1. ## problem regarding volume

The example starts as so,

a crate has a square base of width (and length) x metres and is of height h metres. The haulage company will only transport crates provided that the sum of the length, width and height of a crate is not more than 5 metres. The firm wishes to maximise the volume V of the crate.

I want to explain why h = 5 - 2X if we want to maximise V,

and also to show that the quantity to be maximised is V = 5X^2 - 2X^3

not really sure ive got a grip on this one any help appreciated
- bobby

2. Originally Posted by bobbymellor
The example starts as so,

a crate has a square base of width (and length) x metres and is of height h metres. The haulage company will only transport crates provided that the sum of the length, width and height of a crate is not more than 5 metres.
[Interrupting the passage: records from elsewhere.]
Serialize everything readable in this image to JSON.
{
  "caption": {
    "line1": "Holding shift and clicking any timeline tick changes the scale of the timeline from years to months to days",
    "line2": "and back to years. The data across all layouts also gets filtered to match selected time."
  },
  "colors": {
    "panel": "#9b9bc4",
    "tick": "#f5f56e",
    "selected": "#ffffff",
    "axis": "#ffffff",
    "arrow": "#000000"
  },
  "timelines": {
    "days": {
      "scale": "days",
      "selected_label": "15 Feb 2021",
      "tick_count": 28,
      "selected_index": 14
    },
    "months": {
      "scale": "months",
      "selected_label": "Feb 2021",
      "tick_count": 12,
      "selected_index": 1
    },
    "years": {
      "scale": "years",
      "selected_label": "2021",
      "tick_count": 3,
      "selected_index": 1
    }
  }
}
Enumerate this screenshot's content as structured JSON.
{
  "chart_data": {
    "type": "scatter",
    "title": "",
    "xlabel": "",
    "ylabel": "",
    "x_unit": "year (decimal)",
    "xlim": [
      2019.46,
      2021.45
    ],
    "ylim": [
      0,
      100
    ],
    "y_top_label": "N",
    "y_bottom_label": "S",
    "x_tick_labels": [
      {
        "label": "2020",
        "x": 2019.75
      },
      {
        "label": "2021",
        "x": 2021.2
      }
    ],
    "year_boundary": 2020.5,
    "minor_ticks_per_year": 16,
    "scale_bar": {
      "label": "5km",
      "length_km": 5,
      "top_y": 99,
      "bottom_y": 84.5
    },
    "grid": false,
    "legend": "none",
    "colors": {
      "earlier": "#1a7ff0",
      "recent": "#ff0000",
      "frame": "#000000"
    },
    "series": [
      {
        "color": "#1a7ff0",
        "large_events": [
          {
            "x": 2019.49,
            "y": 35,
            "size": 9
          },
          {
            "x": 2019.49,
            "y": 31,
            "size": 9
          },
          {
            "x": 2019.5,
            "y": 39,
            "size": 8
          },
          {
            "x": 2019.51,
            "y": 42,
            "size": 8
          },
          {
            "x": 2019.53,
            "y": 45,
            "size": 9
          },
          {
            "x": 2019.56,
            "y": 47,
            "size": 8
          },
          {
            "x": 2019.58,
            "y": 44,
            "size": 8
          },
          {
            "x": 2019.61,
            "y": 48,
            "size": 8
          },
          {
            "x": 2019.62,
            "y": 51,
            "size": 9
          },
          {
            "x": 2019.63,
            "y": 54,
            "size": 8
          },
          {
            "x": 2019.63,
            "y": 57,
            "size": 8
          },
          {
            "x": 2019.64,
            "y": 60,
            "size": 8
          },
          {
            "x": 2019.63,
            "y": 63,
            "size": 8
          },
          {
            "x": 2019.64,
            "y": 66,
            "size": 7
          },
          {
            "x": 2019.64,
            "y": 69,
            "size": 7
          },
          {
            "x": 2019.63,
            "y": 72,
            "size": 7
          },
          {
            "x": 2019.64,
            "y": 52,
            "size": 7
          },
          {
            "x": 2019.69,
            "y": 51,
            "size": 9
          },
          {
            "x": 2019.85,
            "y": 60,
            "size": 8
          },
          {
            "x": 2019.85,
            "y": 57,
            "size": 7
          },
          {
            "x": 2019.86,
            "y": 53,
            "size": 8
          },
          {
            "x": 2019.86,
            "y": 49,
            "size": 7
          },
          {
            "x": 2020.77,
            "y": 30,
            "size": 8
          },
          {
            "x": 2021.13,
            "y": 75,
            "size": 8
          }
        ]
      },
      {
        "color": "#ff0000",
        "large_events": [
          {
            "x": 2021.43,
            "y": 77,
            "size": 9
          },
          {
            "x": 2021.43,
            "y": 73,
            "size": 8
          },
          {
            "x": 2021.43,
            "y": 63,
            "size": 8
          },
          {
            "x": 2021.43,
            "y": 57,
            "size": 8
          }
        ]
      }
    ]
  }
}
The firm wishes to maximise the volume V of the crate.

I want to explain why h = 5 - 2X if we want to maximise V,

and also to show that the quantity to be maximised is V = 5X^2 - 2X^3

not really sure ive got a grip on this one any help appreciated
- bobby
ok, so you're on the right track
now what you want to do is find the max value for x
so you do this by setting the dervative of V = 5x^2 -2x^3 to 0
then you get V'= 10x-6x^2 = 0
solve that and you get x=5/3m, or x is approx. 1.67m
and you can show that this is the max and no the min, by taking the second derivative, and since that answer will always be negative, therefore the graph in concave down, meaning its the mac value.